Rhode Island’s law is considered a “parental involvement law” under
CCPA’s definition because it requires consent from one parent and does not
allow consent to be obtained from any other person, such as a grandmother
or an aunt. Therefore, CCPA would require Rhode Island minors to comply
with Rhode Island law in other states if minors wanted to protect trusted
relatives or friends who accompany them to out-of-state abortion providers
from the possibility of a federal criminal prosecution.
The Effect of CCPA on Rhode Island Resident
Minors
Rhode Island minors seeking abortions in Rhode Island
will have to comply – as they currently do – with the Rhode Island forced
parental involvement law.
Rhode Island minors who are accompanied by a trusted relative or friend
to an out-of-state abortion provider must comply with the forced parental
involvement law of the state to which she travels, if there is such a law.

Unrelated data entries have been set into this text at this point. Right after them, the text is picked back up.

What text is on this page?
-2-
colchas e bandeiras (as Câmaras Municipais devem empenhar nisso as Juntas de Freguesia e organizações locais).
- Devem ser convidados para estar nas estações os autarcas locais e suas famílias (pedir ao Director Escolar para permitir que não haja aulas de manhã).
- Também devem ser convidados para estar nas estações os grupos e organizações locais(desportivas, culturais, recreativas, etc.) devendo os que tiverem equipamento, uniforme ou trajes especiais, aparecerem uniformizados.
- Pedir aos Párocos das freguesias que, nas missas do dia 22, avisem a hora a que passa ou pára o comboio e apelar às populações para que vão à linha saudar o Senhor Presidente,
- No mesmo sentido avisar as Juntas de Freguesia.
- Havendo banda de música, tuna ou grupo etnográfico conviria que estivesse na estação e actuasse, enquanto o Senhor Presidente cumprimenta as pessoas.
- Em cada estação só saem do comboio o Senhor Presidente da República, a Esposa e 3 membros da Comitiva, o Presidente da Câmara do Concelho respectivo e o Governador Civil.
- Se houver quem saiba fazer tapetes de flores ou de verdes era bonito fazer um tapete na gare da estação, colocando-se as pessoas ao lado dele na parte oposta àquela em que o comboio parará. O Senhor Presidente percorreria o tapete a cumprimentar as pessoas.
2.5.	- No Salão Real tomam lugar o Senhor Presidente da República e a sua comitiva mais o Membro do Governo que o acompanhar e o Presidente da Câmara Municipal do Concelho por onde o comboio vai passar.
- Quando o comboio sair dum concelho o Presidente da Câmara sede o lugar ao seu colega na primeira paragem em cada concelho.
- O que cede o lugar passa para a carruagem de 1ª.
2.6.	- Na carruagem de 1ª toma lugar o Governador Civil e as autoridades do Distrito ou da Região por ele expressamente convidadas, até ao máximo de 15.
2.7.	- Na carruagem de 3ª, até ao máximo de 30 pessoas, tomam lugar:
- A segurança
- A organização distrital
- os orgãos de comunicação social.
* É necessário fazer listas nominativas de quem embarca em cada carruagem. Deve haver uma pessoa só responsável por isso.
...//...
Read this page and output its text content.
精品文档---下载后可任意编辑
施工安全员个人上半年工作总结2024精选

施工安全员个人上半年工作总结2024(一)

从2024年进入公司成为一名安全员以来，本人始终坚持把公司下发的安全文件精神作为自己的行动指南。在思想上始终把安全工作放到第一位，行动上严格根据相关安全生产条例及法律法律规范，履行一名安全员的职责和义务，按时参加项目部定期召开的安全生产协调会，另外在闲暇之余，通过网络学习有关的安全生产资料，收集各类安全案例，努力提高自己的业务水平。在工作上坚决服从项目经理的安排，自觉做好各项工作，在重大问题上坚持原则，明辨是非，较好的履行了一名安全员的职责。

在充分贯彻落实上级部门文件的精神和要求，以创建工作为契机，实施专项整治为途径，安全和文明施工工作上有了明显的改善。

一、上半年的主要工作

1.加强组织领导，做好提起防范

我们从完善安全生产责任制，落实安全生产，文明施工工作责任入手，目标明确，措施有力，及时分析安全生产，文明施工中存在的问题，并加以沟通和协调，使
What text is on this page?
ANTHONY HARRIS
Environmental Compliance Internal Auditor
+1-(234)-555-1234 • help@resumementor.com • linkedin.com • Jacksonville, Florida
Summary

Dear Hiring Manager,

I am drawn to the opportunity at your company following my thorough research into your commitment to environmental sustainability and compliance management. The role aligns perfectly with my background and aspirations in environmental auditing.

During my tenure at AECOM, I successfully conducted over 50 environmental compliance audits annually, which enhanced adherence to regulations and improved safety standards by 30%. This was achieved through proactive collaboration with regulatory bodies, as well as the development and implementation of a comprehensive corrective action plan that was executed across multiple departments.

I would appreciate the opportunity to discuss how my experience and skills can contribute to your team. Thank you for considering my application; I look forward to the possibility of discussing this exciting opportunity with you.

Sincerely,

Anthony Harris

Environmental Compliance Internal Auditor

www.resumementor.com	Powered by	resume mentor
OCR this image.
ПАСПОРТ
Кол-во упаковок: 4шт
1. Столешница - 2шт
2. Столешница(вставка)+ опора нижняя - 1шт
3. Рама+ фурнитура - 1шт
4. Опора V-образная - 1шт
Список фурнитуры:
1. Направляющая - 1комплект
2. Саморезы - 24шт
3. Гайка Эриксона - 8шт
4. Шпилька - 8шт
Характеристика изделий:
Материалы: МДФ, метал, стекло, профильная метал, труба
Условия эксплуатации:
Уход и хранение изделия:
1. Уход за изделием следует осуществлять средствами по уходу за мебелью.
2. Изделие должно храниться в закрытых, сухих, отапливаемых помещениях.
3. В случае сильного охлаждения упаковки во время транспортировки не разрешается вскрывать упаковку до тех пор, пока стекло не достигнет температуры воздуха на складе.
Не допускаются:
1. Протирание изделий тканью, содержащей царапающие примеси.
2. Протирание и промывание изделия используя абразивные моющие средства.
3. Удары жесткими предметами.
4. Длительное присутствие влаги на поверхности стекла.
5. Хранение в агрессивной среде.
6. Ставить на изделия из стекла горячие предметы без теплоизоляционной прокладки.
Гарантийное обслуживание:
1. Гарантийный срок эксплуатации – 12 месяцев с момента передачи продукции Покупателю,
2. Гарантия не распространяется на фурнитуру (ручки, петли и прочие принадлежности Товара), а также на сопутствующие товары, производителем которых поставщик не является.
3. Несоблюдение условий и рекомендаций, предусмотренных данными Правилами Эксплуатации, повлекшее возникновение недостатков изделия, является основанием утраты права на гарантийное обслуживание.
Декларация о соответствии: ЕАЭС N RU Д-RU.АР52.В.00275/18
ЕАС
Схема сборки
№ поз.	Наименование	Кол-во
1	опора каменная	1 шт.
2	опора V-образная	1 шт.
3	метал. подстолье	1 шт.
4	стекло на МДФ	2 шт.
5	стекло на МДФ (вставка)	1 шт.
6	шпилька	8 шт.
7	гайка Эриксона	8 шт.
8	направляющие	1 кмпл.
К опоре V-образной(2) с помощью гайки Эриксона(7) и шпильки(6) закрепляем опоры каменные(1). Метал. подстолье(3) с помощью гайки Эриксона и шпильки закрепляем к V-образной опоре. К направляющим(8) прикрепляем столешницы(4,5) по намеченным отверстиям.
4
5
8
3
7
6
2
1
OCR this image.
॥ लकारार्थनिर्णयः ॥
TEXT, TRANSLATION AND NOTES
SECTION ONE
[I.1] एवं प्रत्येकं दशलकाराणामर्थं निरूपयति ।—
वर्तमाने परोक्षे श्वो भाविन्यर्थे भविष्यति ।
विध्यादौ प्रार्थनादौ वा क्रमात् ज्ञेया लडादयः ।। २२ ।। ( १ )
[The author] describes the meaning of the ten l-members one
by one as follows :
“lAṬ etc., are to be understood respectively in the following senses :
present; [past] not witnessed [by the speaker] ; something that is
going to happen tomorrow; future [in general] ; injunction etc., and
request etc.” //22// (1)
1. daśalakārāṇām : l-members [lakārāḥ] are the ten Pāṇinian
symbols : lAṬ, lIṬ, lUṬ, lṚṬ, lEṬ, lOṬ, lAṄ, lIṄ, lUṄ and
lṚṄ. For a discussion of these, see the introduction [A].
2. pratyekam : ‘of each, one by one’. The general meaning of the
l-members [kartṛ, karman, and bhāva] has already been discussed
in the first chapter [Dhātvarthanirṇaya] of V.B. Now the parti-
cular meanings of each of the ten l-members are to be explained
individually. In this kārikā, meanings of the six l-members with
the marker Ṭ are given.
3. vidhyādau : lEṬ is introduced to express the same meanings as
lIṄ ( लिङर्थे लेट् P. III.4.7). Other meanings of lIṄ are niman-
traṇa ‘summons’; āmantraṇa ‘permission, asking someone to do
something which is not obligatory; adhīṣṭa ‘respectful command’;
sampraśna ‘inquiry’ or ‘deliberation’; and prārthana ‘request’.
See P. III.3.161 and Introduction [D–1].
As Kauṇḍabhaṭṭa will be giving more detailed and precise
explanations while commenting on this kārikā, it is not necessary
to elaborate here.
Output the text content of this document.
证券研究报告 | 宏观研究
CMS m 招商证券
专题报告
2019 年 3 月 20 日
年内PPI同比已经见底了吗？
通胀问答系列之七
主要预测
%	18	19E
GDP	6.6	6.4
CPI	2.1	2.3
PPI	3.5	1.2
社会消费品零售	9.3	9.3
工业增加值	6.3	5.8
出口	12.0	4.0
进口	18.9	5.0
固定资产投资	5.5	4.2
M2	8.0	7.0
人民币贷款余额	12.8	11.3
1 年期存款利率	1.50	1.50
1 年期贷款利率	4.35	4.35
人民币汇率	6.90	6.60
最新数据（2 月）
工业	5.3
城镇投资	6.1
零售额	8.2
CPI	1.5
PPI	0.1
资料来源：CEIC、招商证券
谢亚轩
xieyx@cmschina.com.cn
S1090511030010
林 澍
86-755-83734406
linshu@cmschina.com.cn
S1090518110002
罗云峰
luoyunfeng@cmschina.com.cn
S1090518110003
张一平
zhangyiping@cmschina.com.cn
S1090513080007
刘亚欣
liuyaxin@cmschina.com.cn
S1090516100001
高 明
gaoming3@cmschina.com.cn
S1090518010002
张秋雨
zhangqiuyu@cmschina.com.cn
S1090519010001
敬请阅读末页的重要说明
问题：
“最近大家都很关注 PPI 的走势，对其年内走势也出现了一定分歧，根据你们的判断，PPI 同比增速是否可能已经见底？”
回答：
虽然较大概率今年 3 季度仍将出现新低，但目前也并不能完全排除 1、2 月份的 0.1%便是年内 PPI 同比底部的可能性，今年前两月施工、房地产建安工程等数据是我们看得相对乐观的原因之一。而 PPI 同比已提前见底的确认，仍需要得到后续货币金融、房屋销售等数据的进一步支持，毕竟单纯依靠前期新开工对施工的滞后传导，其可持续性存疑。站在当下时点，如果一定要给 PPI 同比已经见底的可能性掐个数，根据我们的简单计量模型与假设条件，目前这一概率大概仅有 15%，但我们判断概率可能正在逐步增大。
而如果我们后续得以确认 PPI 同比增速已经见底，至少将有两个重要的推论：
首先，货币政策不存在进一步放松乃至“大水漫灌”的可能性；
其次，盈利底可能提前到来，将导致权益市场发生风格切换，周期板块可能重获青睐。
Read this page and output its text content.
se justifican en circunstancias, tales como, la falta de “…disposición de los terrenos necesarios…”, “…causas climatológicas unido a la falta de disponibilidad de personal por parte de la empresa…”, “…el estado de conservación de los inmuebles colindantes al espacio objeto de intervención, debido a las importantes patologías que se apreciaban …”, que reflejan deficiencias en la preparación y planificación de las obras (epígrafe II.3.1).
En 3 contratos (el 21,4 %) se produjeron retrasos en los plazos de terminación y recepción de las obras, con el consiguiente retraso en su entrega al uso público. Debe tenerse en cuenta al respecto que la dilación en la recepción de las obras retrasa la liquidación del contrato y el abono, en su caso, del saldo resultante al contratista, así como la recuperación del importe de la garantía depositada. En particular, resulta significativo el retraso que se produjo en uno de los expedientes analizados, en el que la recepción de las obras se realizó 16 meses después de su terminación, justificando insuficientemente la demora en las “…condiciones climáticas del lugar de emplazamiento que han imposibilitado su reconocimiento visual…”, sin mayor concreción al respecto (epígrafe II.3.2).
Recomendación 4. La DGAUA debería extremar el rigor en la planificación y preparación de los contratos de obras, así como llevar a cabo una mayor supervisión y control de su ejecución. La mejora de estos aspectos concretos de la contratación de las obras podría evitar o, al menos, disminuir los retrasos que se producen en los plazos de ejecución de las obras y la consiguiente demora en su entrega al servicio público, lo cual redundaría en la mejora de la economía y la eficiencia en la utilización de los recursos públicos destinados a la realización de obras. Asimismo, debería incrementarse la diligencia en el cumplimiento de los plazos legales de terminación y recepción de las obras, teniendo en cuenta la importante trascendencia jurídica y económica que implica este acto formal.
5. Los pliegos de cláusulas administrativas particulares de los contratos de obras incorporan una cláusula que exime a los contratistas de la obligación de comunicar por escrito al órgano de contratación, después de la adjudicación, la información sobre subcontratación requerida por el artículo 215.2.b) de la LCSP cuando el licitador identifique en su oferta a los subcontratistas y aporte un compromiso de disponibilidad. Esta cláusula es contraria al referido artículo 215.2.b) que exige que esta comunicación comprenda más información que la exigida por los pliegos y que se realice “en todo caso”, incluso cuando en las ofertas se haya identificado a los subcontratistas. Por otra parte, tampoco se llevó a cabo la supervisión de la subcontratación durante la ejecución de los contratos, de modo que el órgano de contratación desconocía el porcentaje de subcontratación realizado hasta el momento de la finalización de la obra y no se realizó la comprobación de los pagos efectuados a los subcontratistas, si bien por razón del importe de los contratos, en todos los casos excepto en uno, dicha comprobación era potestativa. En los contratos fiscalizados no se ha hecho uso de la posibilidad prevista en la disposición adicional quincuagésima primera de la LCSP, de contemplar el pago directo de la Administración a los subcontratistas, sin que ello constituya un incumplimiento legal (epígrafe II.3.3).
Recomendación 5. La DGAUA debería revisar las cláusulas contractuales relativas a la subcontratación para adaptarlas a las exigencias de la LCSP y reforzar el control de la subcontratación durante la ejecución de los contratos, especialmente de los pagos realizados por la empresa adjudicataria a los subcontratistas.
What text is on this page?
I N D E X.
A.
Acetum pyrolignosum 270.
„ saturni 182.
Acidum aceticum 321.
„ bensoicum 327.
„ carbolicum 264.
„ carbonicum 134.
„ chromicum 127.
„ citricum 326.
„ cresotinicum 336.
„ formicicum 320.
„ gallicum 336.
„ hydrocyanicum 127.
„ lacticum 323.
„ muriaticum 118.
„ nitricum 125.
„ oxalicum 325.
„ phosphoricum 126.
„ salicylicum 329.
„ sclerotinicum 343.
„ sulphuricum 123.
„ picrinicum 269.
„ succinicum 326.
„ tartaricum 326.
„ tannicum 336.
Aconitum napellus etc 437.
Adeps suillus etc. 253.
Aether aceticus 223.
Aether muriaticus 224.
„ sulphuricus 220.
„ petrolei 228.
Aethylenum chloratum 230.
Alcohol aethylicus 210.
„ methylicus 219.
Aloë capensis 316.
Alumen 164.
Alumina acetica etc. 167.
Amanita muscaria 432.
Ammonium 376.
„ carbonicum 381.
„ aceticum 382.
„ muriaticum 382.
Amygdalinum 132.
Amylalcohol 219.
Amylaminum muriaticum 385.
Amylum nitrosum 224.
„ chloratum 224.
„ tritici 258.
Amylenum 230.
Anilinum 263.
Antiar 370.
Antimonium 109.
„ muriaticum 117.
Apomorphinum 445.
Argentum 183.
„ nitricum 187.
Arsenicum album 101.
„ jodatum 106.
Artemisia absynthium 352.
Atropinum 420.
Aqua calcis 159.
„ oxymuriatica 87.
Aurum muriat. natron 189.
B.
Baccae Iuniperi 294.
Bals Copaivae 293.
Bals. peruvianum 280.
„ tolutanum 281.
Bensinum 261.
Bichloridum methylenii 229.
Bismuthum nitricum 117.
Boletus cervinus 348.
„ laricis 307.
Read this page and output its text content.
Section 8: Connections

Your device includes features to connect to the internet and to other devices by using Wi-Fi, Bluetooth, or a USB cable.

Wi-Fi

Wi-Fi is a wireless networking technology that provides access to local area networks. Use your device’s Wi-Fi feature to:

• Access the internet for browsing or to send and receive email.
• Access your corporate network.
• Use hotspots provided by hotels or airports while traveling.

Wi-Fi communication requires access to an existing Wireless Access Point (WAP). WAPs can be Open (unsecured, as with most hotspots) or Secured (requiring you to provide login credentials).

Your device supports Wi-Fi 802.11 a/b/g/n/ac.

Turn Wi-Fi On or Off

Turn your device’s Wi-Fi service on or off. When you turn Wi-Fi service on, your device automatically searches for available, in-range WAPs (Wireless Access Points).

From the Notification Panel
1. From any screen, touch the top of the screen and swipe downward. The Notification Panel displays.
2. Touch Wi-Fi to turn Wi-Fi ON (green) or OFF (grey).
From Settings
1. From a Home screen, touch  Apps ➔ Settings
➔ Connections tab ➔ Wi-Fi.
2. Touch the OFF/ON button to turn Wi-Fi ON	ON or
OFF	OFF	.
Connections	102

CCPA adds an additional burden: the minor must also comply with the law of
Rhode Island, her home state. The out-of-state abortion provider,
therefore, must be familiar with Rhode Island law, as well as the laws of
every state in the nation which are as strict as CCPA or risk criminal
liability as a conspirator, accomplice or accessory. In addition, if the
minor fails to comply with the laws of both states, the minor’s companion
risks criminal and civil penalties under CCPA.
For example, a minor from Rhode Island may want to be close to family
in Mississippi when she obtains an abortion. If the minor travels to
Mississippi alone, she must comply with Mississippi’s forced parental
involvement law but not Rhode Island’s law. However, if she travels to
Mississippi with a trusted relative, she must comply with the laws in both
states. Therefore, if the minor seeks an exemption from the laws, she must
obtain orders from courts in both states. If she chooses to involve her
parents, she must obtain written consent from one parent in order to
comply with Rhode Island law and obtain written consent from both parents
in order to comply with Mississippi law.
The Effect of CCPA on Rhode Island Providers
Under
CCPA, Rhode Island health care providers who know that a minor has been
transported across state lines by a non-parent would be at risk from a
number of complex provisions regarding conspiracy, accomplice and
accessory liability. In order to avoid liability, a Rhode Island provider
would have to determine whether the minor seeking an abortion is from
another state; whether she was accompanied across state lines by a
non-parent; whether, under CCPA, she is required to comply with the forced
parental involvement law of her home state and, if so, whether she did. If
a Rhode Island provider determines a violation of another state’s law
exists, the provider would be forced to deny services to the minor and
report the accompanying person to the authorities or risk liability
himself.
Therefore, Rhode Island health care providers would need to be familiar
with, and be ready to comply with, the laws of all fifty states and the
District of Columbia before proceeding with an abortion.